All nodes within a document are of the type DOM-NODE. Some are also of the type ELEMENT-NODE, a sub-class of DOM-NODE, whilst others, (e.g. TEXT-NODE) are not. All dom nodes have the slot PARENT-NODE.

Element Nodes

The class ELEMENT-NODE has the subclasses, BRANCH-NODE, LEAF-NODE, and CONTENT-NODE. All dom nodes have the slot PARENT-NODE, but only branch nodes have the slot CHILD-NODES.

Leaf Nodes

Nodes of the type LEAF-NODE correspond to the void elements of xml, containing attributes but no content. They typically appear in the form <element />. As such they have no child-nodes.

Branch Nodes

Any element that has or can have child nodes is a BRANCH-NODE. All branch nodes have the slot CHILD-NODES, which is a list.

Attribute Nodes

The somewhat ironically named attribute nodes are so named, as their slots may correspond to elements instead of attributes. When a node inherits from ATTRIBUTE-NODE, parsing proceeds by seeking the slot on the PARENT-NODE with the same name as the name of the child class with which it will be assigned.

Content Nodes

Content Nodes have content that is read but not evaluated, (e.g. the <script> or <title> elements of html).

Text Nodes and Whitespace Nodes

Text nodes are decoded during parsing and encoded during printing. The option of whether to store whitespace is proferred, with the boolean PRESERVE-WHITESPACE.

SGML Nodes

All nodes of type SGML-NODE, including !DOCTYPE, !–, ![CDATA[, etc, are read without being evaluated.

Defining a Class

To define a node use the macro DEFINE-ELEMENT-NODE, which returns an instance of ELEMENT-CLASS. Unless specified otherwise, all classes of type ELEMENT-CLASS are assumed sub classes of BRANCH-NODE.

(define-element-node div ()
  (id
   (html-class :attribute "class" :initarg :class :initform nil :reader html-class)))
=> #<ELEMENT-CLASS XML.PARSE::DIV>

(define-element-node a ()
  (href target))
=>#<ELEMENT-CLASS XML.PARSE::A>

Class Slots

element-class

The metaclass ELEMENT-CLASS provides a number of slots that apply, or can be applied, to a node. First and foremost, the slot ELEMENT which with the reader CLASS->ELEMENT maps the class to an element. Conversely, elements are mapped to classes in the hash table ELEMENT-CLASS-MAP.

accepted-case

As xml elements are case sensitive, the slot ACCEPTED-CASE is provided, and accepts :upper, :lower and :any keywords, (default :ANY).

slot-index

All attributes are indexed in a stateful character based trie, imported from stw-utils. The reader attribute->slot will return the slot, however, for expedience and performance, a list of slot, slot name, slot type, the attribute, and length of attribute name, are all stored and returned from a positive search of the SLOT-INDEX trie.

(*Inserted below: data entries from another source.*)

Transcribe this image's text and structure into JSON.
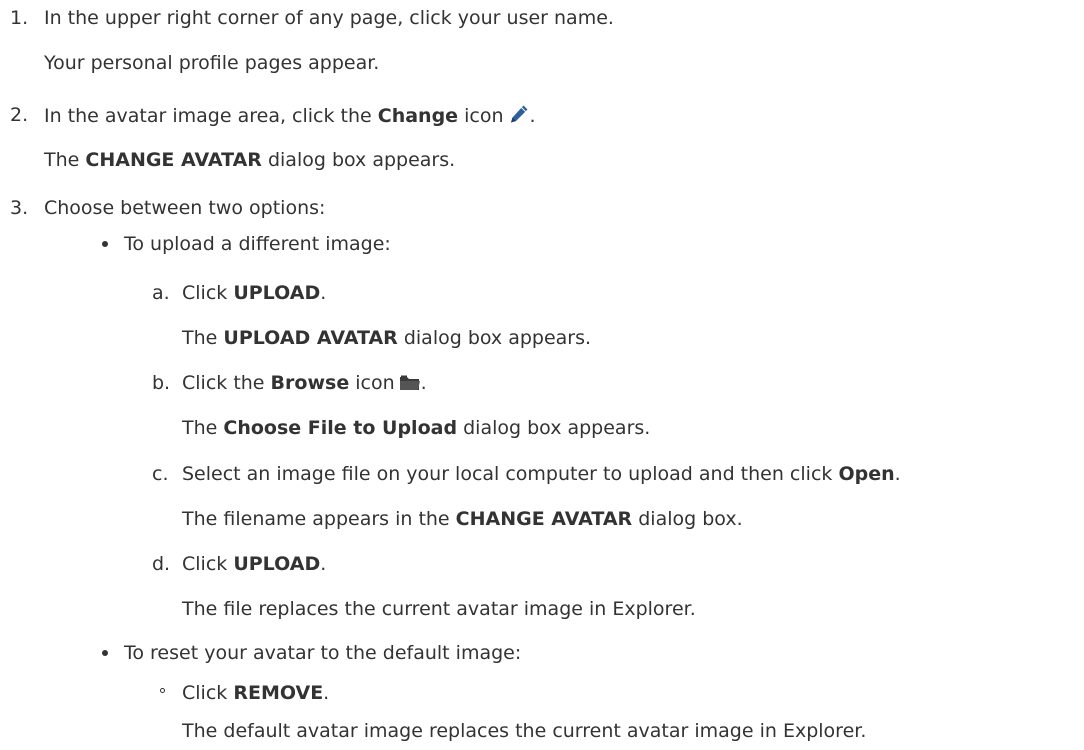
{
  "steps": [
    {
      "marker": "1.",
      "instruction": "In the upper right corner of any page, click your user name.",
      "result": "Your personal profile pages appear."
    },
    {
      "marker": "2.",
      "instruction_pre": "In the avatar image area, click the ",
      "instruction_bold": "Change",
      "instruction_post": " icon",
      "instruction_end": ".",
      "icon": "pencil-icon",
      "result_pre": "The ",
      "result_bold": "CHANGE AVATAR",
      "result_post": " dialog box appears."
    },
    {
      "marker": "3.",
      "instruction": "Choose between two options:",
      "options": [
        {
          "text": "To upload a different image:",
          "substeps": [
            {
              "marker": "a.",
              "pre": "Click ",
              "bold": "UPLOAD",
              "post": ".",
              "result_pre": "The ",
              "result_bold": "UPLOAD AVATAR",
              "result_post": " dialog box appears."
            },
            {
              "marker": "b.",
              "pre": "Click the ",
              "bold": "Browse",
              "post": " icon",
              "end": ".",
              "icon": "folder-icon",
              "result_pre": "The ",
              "result_bold": "Choose File to Upload",
              "result_post": " dialog box appears."
            },
            {
              "marker": "c.",
              "pre": "Select an image file on your local computer to upload and then click ",
              "bold": "Open",
              "post": ".",
              "result_pre": "The filename appears in the ",
              "result_bold": "CHANGE AVATAR",
              "result_post": " dialog box."
            },
            {
              "marker": "d.",
              "pre": "Click ",
              "bold": "UPLOAD",
              "post": ".",
              "result": "The file replaces the current avatar image in Explorer."
            }
          ]
        },
        {
          "text": "To reset your avatar to the default image:",
          "substeps": [
            {
              "pre": "Click ",
              "bold": "REMOVE",
              "post": ".",
              "result": "The default avatar image replaces the current avatar image in Explorer."
            }
          ]
        }
      ]
    }
  ],
  "colors": {
    "text": "#333333",
    "pencil": "#2d5f9a",
    "folder": "#3a3a3a"
  }
}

permitted-content and permitted-parents

Both the slots PERMITTED-CONTENT and PERMITTED-PARENTS are provided as a means to tie strict conformance rules to an XML document parser/printer, and to provide the necessary data to produce a DTD. However, at present, neither the parser nor the printer enforce these rules.

XML-DIRECT-SLOT-DEFINITION Slots

attribute

Use the :attribute initarg to specify the attribute a slot maps. A string, it can therefore represent the case, package or entirely unrelated name, thus avoiding conflicts with Common Lisp symbols, amongst other things. If an attribute is not assiged, the name of the slot is parsed and the accepted-case determined. The resulting attribute name is stored in the class slot SLOT-INDEX for quick retrieval.

expected-value

The initarg :expected-value allows the specification of accepted results. Useful for conformance checking and DTD formation.

status

Catch or flag deprecated or obsolete elements. A keyword, it defaults to :active. Useful, once again, for conformance, or for document upgrading.

Parsing

Parsing a file or string is straightforward:

(parse-document <pathname>)) or

(parse-document <string>))

Parsing occurs via the class initialization function INITIALIZE-INSTANCE, and uses the various functions such as READ-CONTENT, READ-ATTRIBUTES, READ-SUBELEMENTS, etc. Each, relies on the reader functions, READ-UNTIL or READ-AND-DECODE, as provided by the lexer in STW-UTILS.

To parse, simply call the function PARSE-DOCUMENT with either a file path designator or string.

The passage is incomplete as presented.